Convergent Smoothing and Segmentation of Noisy Range Data in Multiscale Space

With few exceptions, most of the existing noise reduction and data segmentation algorithms are only suited to image data. Therefore, an adaptive smoothing algorithm, with model-based masks, within a scale space framework is proposed for range data in this paper. This algorithm smoothes range data that conform to predefined, geometric models, while leaving other data points unaffected. The convergence of the algorithm in yielding dominant features is shown based on its compliance with the anisotropic diffusion concept. The weights of the smoothing masks are adaptively calculated according to the Mahalanobis distances between range data and model-based predictions. These behave as the diffusion coefficient in the anisotropic diffusion equation, thus satisfying the requirements of the causality criterion that no new features are introduced from fine to coarse scales. The computational complexity of this algorithm is examined and compared to that of the well-known RANSAC feature extraction algorithm.
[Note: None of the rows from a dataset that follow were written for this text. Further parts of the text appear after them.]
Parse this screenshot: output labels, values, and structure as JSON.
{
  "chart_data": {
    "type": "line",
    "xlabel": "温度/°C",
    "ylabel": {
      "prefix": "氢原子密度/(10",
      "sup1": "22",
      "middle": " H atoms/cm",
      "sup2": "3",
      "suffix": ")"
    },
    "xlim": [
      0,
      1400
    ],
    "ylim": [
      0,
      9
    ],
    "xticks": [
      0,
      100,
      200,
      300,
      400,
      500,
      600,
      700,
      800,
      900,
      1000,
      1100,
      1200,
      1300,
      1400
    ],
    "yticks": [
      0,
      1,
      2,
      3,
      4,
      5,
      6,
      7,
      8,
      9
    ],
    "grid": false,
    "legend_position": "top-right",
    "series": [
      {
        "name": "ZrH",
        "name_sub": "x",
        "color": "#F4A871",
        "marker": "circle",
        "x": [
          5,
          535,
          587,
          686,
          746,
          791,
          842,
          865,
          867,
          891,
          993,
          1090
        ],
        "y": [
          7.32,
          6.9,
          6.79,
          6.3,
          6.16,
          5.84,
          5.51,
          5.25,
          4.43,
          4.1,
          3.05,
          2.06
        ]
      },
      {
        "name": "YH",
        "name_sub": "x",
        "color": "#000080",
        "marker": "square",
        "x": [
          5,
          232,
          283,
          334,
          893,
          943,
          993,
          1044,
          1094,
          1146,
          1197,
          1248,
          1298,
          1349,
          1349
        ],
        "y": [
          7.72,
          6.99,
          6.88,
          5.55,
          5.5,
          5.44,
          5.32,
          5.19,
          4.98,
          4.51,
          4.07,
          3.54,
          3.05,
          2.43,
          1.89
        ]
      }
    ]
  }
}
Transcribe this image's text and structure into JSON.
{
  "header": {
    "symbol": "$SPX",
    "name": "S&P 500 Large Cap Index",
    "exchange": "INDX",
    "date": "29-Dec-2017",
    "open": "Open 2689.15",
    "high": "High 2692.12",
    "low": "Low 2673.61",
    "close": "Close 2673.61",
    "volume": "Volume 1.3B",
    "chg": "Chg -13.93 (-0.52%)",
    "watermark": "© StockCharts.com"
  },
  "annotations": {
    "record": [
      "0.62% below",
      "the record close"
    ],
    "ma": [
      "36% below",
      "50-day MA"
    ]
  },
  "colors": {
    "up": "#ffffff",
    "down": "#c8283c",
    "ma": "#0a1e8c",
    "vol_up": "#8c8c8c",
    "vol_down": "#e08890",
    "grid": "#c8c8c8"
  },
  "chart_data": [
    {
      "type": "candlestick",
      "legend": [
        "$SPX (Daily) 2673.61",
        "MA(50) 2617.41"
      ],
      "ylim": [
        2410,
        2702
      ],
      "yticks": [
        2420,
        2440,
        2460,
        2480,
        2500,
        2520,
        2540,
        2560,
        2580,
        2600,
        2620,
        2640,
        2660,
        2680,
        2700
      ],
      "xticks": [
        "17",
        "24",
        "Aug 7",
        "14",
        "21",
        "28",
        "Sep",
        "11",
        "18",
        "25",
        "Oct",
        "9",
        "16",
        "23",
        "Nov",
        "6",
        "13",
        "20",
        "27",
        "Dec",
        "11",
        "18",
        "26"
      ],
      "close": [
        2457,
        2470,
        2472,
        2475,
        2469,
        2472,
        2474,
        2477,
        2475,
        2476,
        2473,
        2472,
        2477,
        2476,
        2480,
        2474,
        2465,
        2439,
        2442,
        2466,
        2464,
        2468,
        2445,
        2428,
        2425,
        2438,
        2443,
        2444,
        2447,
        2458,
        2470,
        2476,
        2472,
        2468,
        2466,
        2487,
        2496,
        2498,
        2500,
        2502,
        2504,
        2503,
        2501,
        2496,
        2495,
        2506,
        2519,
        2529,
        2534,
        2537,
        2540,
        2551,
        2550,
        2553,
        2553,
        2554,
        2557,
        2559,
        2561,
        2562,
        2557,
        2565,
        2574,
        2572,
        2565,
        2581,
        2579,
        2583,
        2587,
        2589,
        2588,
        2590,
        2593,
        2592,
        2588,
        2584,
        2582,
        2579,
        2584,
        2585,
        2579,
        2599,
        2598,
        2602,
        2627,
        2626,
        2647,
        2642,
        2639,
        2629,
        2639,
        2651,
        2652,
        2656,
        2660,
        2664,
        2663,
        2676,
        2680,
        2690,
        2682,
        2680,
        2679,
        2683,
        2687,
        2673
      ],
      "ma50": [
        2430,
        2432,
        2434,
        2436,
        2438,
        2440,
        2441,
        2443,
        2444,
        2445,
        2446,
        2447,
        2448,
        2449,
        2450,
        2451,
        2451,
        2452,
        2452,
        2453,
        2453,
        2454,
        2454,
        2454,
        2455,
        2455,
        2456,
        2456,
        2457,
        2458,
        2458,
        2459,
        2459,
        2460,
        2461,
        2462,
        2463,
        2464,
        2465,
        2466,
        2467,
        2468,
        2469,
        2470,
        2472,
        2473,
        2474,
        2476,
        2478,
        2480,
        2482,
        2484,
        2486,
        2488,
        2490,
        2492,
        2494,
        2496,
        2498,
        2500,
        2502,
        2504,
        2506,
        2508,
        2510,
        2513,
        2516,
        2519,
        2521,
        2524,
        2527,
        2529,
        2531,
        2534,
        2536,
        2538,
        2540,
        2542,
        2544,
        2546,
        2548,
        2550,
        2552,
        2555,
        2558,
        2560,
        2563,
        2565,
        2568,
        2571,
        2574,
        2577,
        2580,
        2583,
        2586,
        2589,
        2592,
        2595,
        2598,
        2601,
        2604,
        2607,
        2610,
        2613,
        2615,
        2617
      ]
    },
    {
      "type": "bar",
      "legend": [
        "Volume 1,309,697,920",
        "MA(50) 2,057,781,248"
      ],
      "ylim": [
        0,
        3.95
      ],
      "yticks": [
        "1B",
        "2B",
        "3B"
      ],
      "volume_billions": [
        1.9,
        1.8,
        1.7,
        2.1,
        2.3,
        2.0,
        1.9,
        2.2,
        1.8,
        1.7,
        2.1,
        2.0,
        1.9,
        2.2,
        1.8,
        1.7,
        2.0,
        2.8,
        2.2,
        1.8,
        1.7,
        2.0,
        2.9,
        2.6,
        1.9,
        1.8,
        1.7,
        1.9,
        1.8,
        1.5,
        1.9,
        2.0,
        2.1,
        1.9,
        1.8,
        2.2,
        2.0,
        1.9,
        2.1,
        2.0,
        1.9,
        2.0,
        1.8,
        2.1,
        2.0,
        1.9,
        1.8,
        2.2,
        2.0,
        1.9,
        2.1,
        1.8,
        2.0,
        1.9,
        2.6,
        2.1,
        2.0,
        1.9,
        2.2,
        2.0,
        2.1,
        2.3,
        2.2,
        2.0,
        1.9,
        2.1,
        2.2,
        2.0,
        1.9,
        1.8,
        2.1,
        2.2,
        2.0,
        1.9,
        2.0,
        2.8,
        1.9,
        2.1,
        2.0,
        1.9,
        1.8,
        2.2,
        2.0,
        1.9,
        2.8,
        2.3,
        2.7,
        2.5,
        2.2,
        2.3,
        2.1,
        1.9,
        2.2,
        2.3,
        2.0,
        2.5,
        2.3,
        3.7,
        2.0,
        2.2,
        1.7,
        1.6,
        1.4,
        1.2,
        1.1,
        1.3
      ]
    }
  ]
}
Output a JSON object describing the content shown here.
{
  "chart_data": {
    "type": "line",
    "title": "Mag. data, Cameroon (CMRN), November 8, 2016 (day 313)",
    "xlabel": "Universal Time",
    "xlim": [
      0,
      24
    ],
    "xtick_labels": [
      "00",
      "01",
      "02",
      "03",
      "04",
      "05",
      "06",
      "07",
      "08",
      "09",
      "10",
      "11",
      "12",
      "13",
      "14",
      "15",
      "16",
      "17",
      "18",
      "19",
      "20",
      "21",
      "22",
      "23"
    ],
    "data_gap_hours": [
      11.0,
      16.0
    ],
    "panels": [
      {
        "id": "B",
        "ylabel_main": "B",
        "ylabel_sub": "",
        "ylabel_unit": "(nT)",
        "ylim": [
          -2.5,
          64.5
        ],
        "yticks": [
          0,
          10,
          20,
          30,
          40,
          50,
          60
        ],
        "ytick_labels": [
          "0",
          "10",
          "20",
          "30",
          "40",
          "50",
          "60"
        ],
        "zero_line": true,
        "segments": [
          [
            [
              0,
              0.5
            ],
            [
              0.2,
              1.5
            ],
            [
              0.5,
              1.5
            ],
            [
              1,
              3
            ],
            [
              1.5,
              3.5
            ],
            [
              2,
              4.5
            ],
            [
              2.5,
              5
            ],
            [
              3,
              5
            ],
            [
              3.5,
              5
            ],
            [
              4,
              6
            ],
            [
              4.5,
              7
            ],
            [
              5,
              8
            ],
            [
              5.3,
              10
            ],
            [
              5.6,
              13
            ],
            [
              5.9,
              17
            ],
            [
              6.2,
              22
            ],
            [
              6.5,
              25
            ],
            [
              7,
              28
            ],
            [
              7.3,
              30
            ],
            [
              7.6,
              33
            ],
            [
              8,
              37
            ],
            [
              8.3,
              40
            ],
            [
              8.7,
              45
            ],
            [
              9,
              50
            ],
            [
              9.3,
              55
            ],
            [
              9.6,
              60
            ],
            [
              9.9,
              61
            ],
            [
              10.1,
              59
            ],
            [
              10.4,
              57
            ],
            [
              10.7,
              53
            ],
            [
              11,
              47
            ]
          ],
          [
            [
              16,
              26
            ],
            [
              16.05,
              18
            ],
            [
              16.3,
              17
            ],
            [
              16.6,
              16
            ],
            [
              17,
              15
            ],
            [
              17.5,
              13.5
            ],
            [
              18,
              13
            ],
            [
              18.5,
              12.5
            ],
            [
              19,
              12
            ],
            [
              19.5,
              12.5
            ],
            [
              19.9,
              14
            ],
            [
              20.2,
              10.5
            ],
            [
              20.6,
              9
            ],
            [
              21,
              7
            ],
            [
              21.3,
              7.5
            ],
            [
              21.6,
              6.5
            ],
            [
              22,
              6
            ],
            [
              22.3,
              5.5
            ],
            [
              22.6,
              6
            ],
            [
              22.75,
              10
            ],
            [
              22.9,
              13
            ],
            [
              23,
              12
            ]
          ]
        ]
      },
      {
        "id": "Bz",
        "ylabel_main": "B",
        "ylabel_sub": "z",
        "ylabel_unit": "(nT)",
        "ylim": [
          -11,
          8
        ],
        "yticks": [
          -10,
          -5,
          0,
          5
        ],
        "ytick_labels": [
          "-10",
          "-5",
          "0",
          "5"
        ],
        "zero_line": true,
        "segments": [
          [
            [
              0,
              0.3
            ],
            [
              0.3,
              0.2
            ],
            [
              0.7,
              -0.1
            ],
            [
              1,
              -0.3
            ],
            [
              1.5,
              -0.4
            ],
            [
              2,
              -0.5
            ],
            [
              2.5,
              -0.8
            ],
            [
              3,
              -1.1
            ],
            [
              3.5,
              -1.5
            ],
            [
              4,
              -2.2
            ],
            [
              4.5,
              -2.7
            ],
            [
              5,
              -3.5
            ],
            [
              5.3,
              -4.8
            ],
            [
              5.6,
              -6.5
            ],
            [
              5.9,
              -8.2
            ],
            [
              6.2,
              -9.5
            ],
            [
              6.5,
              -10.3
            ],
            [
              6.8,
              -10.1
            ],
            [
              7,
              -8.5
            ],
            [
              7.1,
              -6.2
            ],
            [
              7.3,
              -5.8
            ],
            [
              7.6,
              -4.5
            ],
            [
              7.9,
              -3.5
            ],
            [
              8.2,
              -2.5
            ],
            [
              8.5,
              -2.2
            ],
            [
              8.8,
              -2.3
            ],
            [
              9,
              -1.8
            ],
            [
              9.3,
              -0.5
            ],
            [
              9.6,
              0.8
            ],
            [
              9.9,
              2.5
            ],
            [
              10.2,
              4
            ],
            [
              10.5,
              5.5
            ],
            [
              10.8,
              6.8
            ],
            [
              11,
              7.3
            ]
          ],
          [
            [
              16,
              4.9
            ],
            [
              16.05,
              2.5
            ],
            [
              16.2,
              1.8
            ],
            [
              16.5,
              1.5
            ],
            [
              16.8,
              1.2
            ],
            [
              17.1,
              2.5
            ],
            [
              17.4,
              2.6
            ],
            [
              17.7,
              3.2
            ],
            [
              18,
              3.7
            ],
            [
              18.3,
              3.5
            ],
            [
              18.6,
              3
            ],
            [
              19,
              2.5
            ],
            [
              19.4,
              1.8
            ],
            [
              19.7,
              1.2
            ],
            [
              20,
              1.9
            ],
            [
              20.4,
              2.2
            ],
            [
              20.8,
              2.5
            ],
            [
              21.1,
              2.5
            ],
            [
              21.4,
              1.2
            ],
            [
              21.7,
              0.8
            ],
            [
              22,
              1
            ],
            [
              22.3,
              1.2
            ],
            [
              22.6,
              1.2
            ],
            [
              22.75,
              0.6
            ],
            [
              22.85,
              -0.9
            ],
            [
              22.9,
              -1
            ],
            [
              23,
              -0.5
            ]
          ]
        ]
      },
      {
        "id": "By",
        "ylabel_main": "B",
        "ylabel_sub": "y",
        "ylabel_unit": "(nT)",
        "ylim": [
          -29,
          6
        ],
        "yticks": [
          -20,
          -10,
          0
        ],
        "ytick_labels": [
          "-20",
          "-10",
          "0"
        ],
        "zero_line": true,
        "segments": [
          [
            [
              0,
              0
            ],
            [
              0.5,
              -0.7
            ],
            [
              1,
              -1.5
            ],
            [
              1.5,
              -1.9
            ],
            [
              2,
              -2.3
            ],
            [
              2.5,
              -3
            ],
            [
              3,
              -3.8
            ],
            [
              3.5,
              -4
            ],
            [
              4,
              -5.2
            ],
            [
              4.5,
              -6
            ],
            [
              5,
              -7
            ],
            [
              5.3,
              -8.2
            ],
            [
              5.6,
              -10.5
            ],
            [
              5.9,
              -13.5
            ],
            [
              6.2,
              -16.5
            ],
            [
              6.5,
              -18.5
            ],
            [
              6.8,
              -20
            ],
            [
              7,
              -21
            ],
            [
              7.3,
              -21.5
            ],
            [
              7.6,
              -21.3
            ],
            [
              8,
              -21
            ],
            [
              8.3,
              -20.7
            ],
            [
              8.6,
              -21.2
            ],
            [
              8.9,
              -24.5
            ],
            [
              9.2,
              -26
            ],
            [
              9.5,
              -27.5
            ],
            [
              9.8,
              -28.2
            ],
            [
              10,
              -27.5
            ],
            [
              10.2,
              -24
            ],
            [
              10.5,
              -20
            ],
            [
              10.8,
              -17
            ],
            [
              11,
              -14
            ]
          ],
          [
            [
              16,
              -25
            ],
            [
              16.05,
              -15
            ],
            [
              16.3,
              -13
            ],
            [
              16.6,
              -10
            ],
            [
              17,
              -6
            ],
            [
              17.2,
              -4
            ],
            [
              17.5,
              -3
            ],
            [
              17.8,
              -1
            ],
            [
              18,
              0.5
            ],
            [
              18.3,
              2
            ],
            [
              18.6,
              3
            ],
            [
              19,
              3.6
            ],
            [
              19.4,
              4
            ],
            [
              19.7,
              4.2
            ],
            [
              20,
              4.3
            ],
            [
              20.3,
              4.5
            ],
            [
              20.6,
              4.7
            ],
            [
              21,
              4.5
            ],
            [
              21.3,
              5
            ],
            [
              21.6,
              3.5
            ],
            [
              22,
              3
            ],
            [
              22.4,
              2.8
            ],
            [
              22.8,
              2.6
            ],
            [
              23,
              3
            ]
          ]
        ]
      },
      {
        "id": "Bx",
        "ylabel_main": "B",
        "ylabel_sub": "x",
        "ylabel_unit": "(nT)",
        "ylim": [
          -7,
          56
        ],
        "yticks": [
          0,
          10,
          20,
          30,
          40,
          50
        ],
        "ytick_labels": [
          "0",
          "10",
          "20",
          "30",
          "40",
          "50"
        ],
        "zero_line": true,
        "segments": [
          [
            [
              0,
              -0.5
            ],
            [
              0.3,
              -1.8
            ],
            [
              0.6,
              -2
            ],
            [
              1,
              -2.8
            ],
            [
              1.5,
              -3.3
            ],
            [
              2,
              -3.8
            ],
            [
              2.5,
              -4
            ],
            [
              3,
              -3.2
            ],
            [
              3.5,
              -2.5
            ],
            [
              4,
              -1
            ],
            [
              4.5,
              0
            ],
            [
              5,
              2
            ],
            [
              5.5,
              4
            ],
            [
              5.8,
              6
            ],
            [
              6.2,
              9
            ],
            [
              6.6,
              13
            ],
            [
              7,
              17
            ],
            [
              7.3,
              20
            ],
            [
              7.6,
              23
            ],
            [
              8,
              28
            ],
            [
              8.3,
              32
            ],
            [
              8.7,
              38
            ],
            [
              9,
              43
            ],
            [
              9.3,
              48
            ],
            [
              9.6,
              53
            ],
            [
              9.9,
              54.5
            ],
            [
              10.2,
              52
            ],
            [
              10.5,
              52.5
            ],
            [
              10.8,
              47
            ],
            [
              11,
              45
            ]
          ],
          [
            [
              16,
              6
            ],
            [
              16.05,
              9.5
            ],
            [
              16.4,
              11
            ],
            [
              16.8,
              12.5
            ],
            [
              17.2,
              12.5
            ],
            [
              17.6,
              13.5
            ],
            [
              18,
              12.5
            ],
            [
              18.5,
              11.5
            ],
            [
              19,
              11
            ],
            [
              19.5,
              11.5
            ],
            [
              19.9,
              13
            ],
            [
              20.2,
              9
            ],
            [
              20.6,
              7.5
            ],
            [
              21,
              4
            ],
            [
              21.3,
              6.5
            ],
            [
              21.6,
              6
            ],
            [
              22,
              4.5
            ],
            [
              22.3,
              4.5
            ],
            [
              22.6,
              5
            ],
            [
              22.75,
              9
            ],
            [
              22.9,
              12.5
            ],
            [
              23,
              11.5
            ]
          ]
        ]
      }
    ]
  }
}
Unlike RANSAC, it has the advantage that the computational complexity is less affected by increasing the order of the model, and is independent of the number of model outliers. The proposed algorithm can be used to smooth range data in multiscale space by increasing the number of smoothing iterations. Robust, robot-occlusion-invariant features are then easily extracted from the smoothed data by least squares fitting algorithms.